How fast are points from AGR Chase card transferred to AGP after closing the statement?


----------



## NJCoastExp (Mar 26, 2008)

I usually get points from my card posted before I get my monthly statement in the mail. YMMV.


----------



## yarrow (Mar 28, 2008)

i find mine credited to agr on the first day of the month for the month just ended


----------



## had8ley (Mar 28, 2008)

I'm still waiting for my 2,500 bonus points for signing up. It's only been since October and Chase is blaming Amtrak and Amtrak is blaming Chase.
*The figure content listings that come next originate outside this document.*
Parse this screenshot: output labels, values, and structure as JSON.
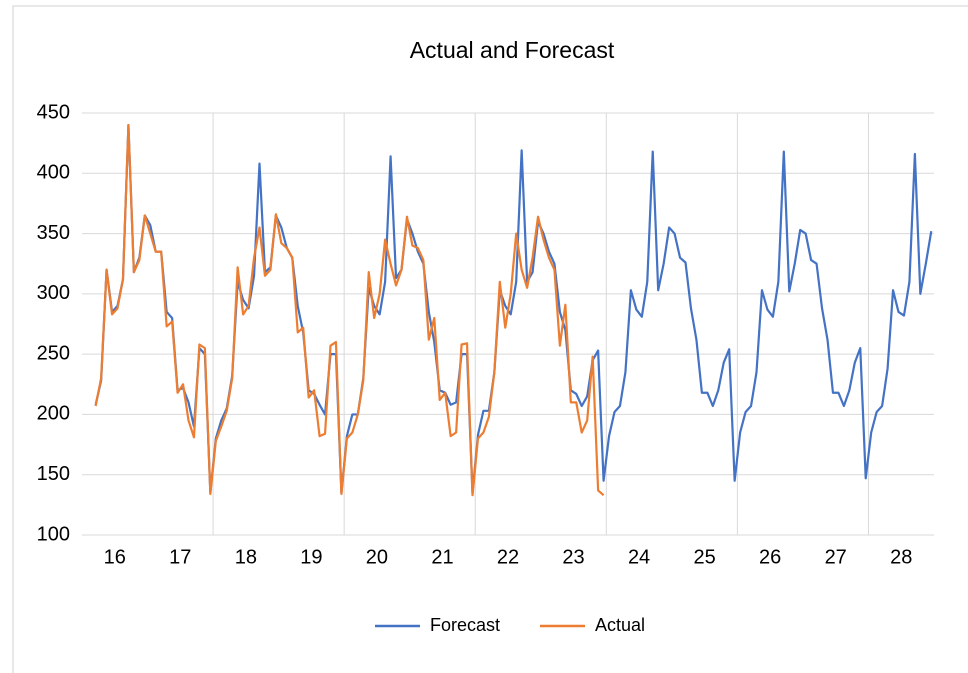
{
  "chart_data": {
    "type": "line",
    "title": "Actual and Forecast",
    "categories": [
      null,
      null,
      null,
      null,
      null,
      "16",
      null,
      null,
      null,
      null,
      null,
      null,
      null,
      null,
      null,
      null,
      null,
      "17",
      null,
      null,
      null,
      null,
      null,
      null,
      null,
      null,
      null,
      null,
      null,
      "18",
      null,
      null,
      null,
      null,
      null,
      null,
      null,
      null,
      null,
      null,
      null,
      "19",
      null,
      null,
      null,
      null,
      null,
      null,
      null,
      null,
      null,
      null,
      null,
      "20",
      null,
      null,
      null,
      null,
      null,
      null,
      null,
      null,
      null,
      null,
      null,
      "21",
      null,
      null,
      null,
      null,
      null,
      null,
      null,
      null,
      null,
      null,
      null,
      "22",
      null,
      null,
      null,
      null,
      null,
      null,
      null,
      null,
      null,
      null,
      null,
      "23",
      null,
      null,
      null,
      null,
      null,
      null,
      null,
      null,
      null,
      null,
      null,
      "24",
      null,
      null,
      null,
      null,
      null,
      null,
      null,
      null,
      null,
      null,
      null,
      "25",
      null,
      null,
      null,
      null,
      null,
      null,
      null,
      null,
      null,
      null,
      null,
      "26",
      null,
      null,
      null,
      null,
      null,
      null,
      null,
      null,
      null,
      null,
      null,
      "27",
      null,
      null,
      null,
      null,
      null,
      null,
      null,
      null,
      null,
      null,
      null,
      "28",
      null,
      null,
      null,
      null,
      null,
      null
    ],
    "series": [
      {
        "name": "Forecast",
        "color": "#4472c4",
        "values": [
          null,
          null,
          208,
          228,
          320,
          285,
          290,
          312,
          440,
          318,
          330,
          365,
          357,
          335,
          335,
          285,
          280,
          220,
          222,
          210,
          190,
          255,
          250,
          135,
          180,
          195,
          205,
          232,
          310,
          295,
          288,
          315,
          408,
          318,
          322,
          365,
          355,
          338,
          330,
          290,
          268,
          220,
          217,
          208,
          200,
          250,
          250,
          135,
          182,
          200,
          200,
          230,
          305,
          290,
          283,
          310,
          414,
          313,
          320,
          362,
          350,
          335,
          325,
          285,
          260,
          220,
          218,
          208,
          210,
          250,
          250,
          135,
          183,
          203,
          203,
          235,
          303,
          290,
          283,
          310,
          419,
          310,
          318,
          360,
          350,
          335,
          325,
          285,
          270,
          220,
          217,
          207,
          215,
          245,
          253,
          145,
          182,
          202,
          207,
          235,
          303,
          287,
          281,
          310,
          418,
          303,
          325,
          355,
          350,
          330,
          326,
          288,
          262,
          218,
          218,
          207,
          220,
          243,
          254,
          145,
          185,
          202,
          207,
          235,
          303,
          287,
          281,
          310,
          418,
          302,
          325,
          353,
          350,
          328,
          325,
          288,
          262,
          218,
          218,
          207,
          220,
          243,
          255,
          147,
          185,
          202,
          207,
          238,
          303,
          285,
          282,
          310,
          416,
          300,
          325,
          352
        ]
      },
      {
        "name": "Actual",
        "color": "#ed7d31",
        "values": [
          null,
          null,
          207,
          230,
          320,
          283,
          288,
          312,
          440,
          318,
          328,
          365,
          350,
          335,
          335,
          273,
          277,
          218,
          225,
          195,
          181,
          258,
          255,
          134,
          178,
          190,
          203,
          230,
          322,
          283,
          290,
          330,
          355,
          315,
          320,
          366,
          342,
          338,
          330,
          268,
          272,
          214,
          220,
          182,
          184,
          257,
          260,
          134,
          180,
          185,
          200,
          228,
          318,
          280,
          300,
          345,
          325,
          307,
          320,
          364,
          340,
          338,
          328,
          262,
          280,
          212,
          218,
          182,
          185,
          258,
          259,
          133,
          180,
          185,
          198,
          235,
          310,
          272,
          300,
          350,
          320,
          305,
          330,
          364,
          345,
          330,
          320,
          257,
          291,
          210,
          210,
          185,
          195,
          248,
          137,
          133,
          null,
          null,
          null,
          null,
          null,
          null,
          null,
          null,
          null,
          null,
          null,
          null,
          null,
          null,
          null,
          null,
          null,
          null,
          null,
          null,
          null,
          null,
          null,
          null,
          null,
          null,
          null,
          null,
          null,
          null,
          null,
          null,
          null,
          null,
          null,
          null,
          null,
          null,
          null,
          null,
          null,
          null,
          null,
          null,
          null,
          null,
          null,
          null,
          null,
          null,
          null,
          null,
          null,
          null,
          null,
          null,
          null,
          null,
          null,
          null
        ]
      }
    ],
    "ylim": [
      100,
      450
    ],
    "yticks": [
      100,
      150,
      200,
      250,
      300,
      350,
      400,
      450
    ],
    "grid": true,
    "legend": "bottom"
  }
}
Guess who is stuck in the middle...


----------



## AlanB (Mar 28, 2008)

had8ley said:


> I'm still waiting for my 2,500 bonus points for signing up. It's only been since October and Chase is blaming Amtrak and Amtrak is blaming Chase. Guess who is stuck in the middle...


Have you charged something to the card?


----------



## had8ley (Mar 29, 2008)

AlanB said:


> had8ley said:
> 
> 
> > I'm still waiting for my 2,500 bonus points for signing up. It's only been since October and Chase is blaming Amtrak and Amtrak is blaming Chase. Guess who is stuck in the middle...
> ...


About 5 grand so far dating back to Giordano's last October.


----------



## AlanB (Mar 29, 2008)

had8ley said:


> AlanB said:
> 
> 
> > had8ley said:
> ...


Ouch, that is a bit long. Whose points did you get? Amtrak's or Chase? You were supposed to get 2,500 from Chase and 2,500 from Amtrak and you should be able to tell whose points posted to your account.


----------